Faktor pertama adalah revolusi teknologi menyebabkan mobilitas barang, jasa,
dan manusia menjadi semakin cepat dan tidak memiliki batas territorial (borderless).[2] Kecanggihan teknologi yang
mengurangi biaya transportasi telah menjadi katalis globalisasi ekonomi. Kedua,
Surplus kapital di negara-negara maju mendorong mereka untuk memperluas wilayah
baru yang mampu memberikan pasar, sumber daya produksi dan sasaran investasi.[3] Oleh karena itu
perdagangan bebas digalakan untuk mencari wilayah baru yang menjajikan hal-hal
tersebut untuk mendapatkan keuntungan yang maksimal. Ketiga, Globalisasi
ekonomi juga didorong oleh apa yang disebut Hecksers dan Ohlin sebagai endowments factors yang berbeda-beda seperti tenaga kerja dan
modal sehingga negara satu dapat bergantung yang lain berdasarkan keunggulan
faktor yang mereka miliki.[4] Beberapa negara memiliki
tenaga kerja yang murah dan melimpah, sedangkan negara lain memiliki modal yang
besar. Tujuan dari hal ini adalah untuk mengurangi biaya produksi dan lebih
kompetitif dalam perdagangan internasional.
Perubahan
signifikan menjadi sebuah konsekuensi mutlak dari Globalisasi ekonomi yang
melibatkan Negara sebagai entitas politik, pasar sebagai entitas ekonomi dan
aktor non Negara yang ternyata berperan sangat krusial dewasa ini. Pertama,
Negara bukan lagi aktor utama dalam ekonomi dan politik, Multinational
Corporation (MNC) dan Transnational Corporation (TNC) menjadi aktor baru dalam
ekonomi politik baik internasional dan domestik. Secara domestik MNC dan TNC
memiliki peran besar dalam pembentukan Undang-Undang yang sarat akan
kepentingan mereka. Privatisasi air menjadi contoh konkret betapa kuatnya lobi perusahaan multinasional sebagai aktor
ekonomi politik di ranah domestik. Perda no 12 tahun 1991 dan surat DPRD no
172/074/09 tanggal 28 Januari 2002 di
daerah Klaten merupakan hasil lobi PT Aqua Danone untuk lebih leluasa
mengeksploitasi sumber air sebanyak-banyaknya demi kepentingan bisnis.[5] Walaupun sumber air yang
digunakan merupakan barang publik yang sangat vital bagi penduduk yang hidup
disekitarnya. Secara internasional, TNC sebagai aktor non Negara mampu
mengkonsilidasi operasi global mereka yang borderless
dalam pasar buruh global yang telah
dideregulasi. Tersedianya buruh murah yang melimpah, sumber daya produksi, dan
kondisi yang kondusif di Dunia Ketiga sangat mendukung mobilitas dan
profitibilitas TNC. Konsekuensi kedua, keterhubungan dan ketergantungan batas
territorial ditunjukan dengan jaringan produksi secara transnasional sehingga
membuat antar Negara harus bekerja sama untuk menyelesaikan masalah ekonomi di
suatu Negara agar tidak merambat persoalan ke Negara mereka masing-masing.[6] Dengan kata lain, apa yang
terjadi di sebuah Negara mampu mempengaruhi keadaan Negara lain baik secara
ekonomi, politik, dan sosial misalnya Krisis Finansial 2008. Konsekuensi
terakhir, pasar menjadi kekuatan dominan atas Negara. Negara menjadi agen yang
bergerak atas logika pasar. Beberapa undang-undang merupakan pesanan dari
pemilik modal seperti Undang-undang mineral atau undang-undang pendidikan.

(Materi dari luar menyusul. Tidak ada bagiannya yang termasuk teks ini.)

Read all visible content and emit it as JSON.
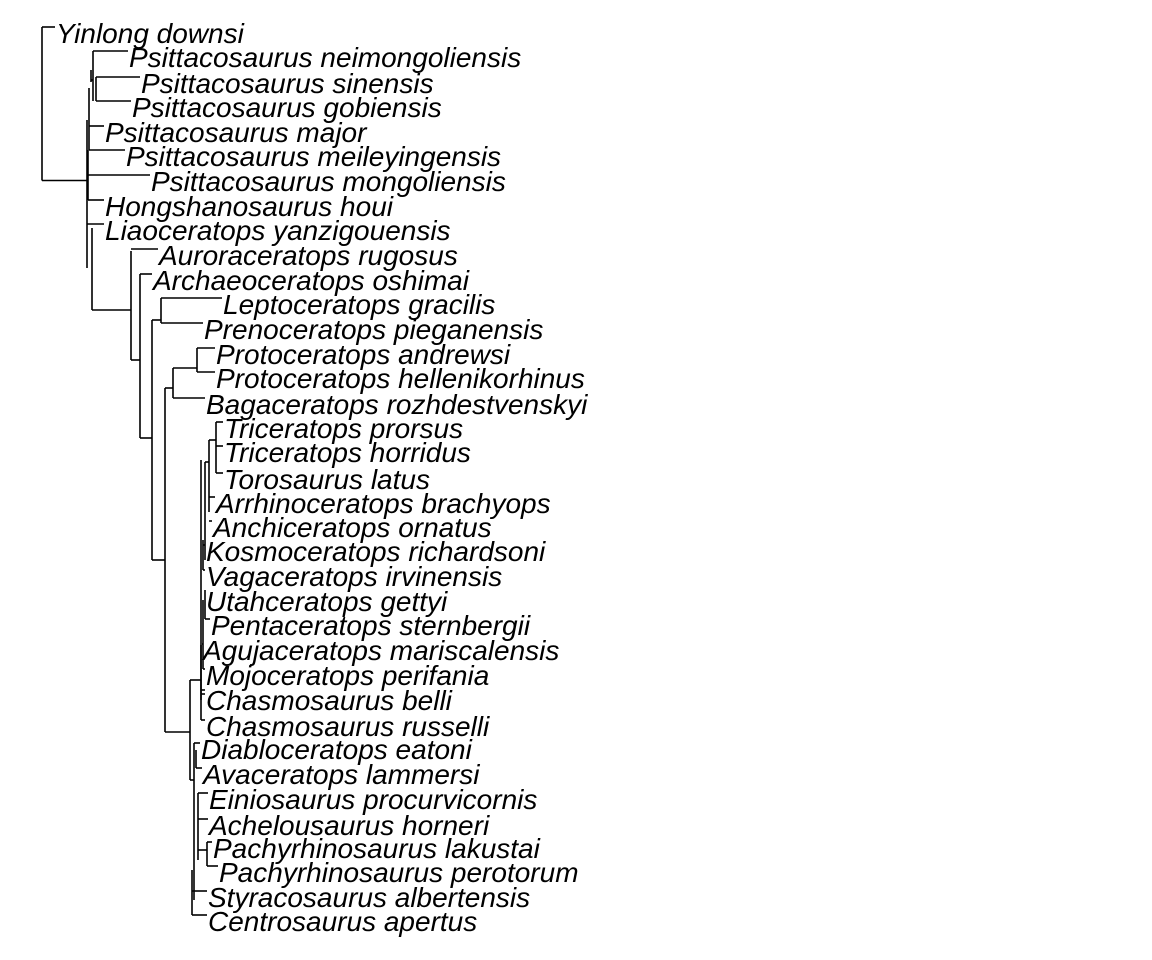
{
  "tree": {
    "taxa": [
      "Yinlong downsi",
      "Psittacosaurus neimongoliensis",
      "Psittacosaurus sinensis",
      "Psittacosaurus gobiensis",
      "Psittacosaurus major",
      "Psittacosaurus meileyingensis",
      "Psittacosaurus mongoliensis",
      "Hongshanosaurus houi",
      "Liaoceratops yanzigouensis",
      "Auroraceratops rugosus",
      "Archaeoceratops oshimai",
      "Leptoceratops gracilis",
      "Prenoceratops pieganensis",
      "Protoceratops andrewsi",
      "Protoceratops hellenikorhinus",
      "Bagaceratops rozhdestvenskyi",
      "Triceratops prorsus",
      "Triceratops horridus",
      "Torosaurus latus",
      "Arrhinoceratops brachyops",
      "Anchiceratops ornatus",
      "Kosmoceratops richardsoni",
      "Vagaceratops irvinensis",
      "Utahceratops gettyi",
      "Pentaceratops sternbergii",
      "Agujaceratops mariscalensis",
      "Mojoceratops perifania",
      "Chasmosaurus belli",
      "Chasmosaurus russelli",
      "Diabloceratops eatoni",
      "Avaceratops lammersi",
      "Einiosaurus procurvicornis",
      "Achelousaurus horneri",
      "Pachyrhinosaurus lakustai",
      "Pachyrhinosaurus perotorum",
      "Styracosaurus albertensis",
      "Centrosaurus apertus"
    ]
  }
}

Bahkan mungkin negara adalah pasar itu sendiri dengan konsekuensi setiap urusan
publik harus didasarkan logika pasar dan harus menguntungkan secara ekonomi.
Oleh karena itu dalam rangka pencapaian ekonomi yang maksimal melalui
perdagangan bebas, peran negara harus ditekan sedangkan peran pasar
ditingkatkan.
Berbicara
mengenai perdagangan bebas, banyak para ahli seperti Martin Wolf mengemukakan
bahwa perdagangan bebas mampu menciptakan kemakmuran dan standar penghidupan
yang lebih baik.[7]
Senada dengan Martin Wolf yang optimis mengenai perdagangan bebas, Carr mengatakan
bahwa perdagangan bebas merupakan instrument perdamaian antar negara. Carr
menegaskan sebagai berikut:[8]
“Many wars were fought by states to achieve their mercantilist goals. The aim of
mercantilist itself was not to promote the welfare of community and its member,
but to augment the power of the state, of which the state sovereignty was the
embodiment. Wealth was the source of power or more specifically fitness to war”
Immanuel
Kant secara spesifik menyebutkan perdagangan bebas sebagai instrumen mencapai perdamaian melalui kontak antar manusia dengan latar kebangsaan
yang berbeda dengan kepentingan yang sama.[9] Konsekuensinya adalah
negara akan tergantung dengan negara yang lainnya karena negara akan
menspesialisasikan pada produk yang dianggap memiliki keunggulan komparatif
masing-masing. Dalam menjalanakan perdagangan bebas, senada dengan pandangan
liberal bahwa institusi dibutuhkan untuk memfasilitasi kerjasama termasuk
Perdagangan yang bebas dari hambatan proteksi tariff dan non tariff. General Agreement on Tariff and trade (GATT)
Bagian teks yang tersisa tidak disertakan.